Btw for some more background… Initially we experimented with delivering CSS and JS assets from the Rails app to the SPA basically by exposing a JSON endpoint with every top level fingerprinted asset URL, and then using importmaps for non-root dependencies (libraries and other modules). In the end though we concluded we might not actually need any CSS or JS assets if we deliver CSS inline (using Github ViewComponents experimental modularized CSS branch) and implement simple interactivity such as modals and tooltips using a shared WebComponent library.
Effectively the rails app just delivers
<our-tooltip text="You see this on hover">When you hover over this</our-tooltip>
and the React app which has a WebComponent registered for that element does the heavy lifting interactivity-wise.

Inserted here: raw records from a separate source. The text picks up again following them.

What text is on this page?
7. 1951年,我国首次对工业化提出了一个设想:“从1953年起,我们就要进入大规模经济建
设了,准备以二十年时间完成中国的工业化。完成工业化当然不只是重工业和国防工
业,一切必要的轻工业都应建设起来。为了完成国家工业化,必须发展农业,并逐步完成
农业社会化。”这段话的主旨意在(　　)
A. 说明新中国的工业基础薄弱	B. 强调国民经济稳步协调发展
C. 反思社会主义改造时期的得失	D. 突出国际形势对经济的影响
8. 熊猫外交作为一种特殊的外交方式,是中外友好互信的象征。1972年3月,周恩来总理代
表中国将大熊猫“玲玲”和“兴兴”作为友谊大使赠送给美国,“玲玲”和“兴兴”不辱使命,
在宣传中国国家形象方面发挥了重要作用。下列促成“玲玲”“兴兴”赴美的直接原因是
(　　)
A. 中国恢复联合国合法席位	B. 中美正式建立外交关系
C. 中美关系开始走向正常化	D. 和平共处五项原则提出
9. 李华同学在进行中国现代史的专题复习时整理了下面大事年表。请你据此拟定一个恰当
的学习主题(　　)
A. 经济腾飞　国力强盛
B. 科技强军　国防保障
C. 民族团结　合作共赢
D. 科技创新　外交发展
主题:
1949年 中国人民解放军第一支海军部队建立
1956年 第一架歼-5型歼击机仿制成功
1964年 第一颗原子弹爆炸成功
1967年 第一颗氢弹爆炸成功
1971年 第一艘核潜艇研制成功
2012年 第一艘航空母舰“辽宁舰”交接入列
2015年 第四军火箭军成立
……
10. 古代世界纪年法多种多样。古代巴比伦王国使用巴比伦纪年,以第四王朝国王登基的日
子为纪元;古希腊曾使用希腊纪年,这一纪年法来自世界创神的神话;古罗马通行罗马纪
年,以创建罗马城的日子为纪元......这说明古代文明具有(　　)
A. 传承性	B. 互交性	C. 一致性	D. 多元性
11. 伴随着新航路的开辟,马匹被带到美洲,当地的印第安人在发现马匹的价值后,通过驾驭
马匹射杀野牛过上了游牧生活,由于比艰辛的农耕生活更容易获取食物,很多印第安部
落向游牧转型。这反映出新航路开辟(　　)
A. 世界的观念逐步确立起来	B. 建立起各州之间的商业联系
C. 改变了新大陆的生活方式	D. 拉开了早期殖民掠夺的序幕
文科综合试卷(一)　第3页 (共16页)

This shared WebComponent library also gives us a path to migrate our global styles away from React / styled-components specific styling, towards vanilla CSS that both apps can share.
To tell the truth though, we haven’t gone further than experimenting.
@bessey - React works with DOM using Virtual DOM in memory, while Turbo does not use a virtual DOM. If you are attempting to mix Turbo with React on the same pages, it will likely feel buggy. When we transitioned to turbo, we did not mix turbo with the virtual DOM JS library on the same page. Instead, we completely re-wrote a page using Turbo. You can use some turbo functionality (e.g. turbo-frames) within other frameworks, but you might run into bugs.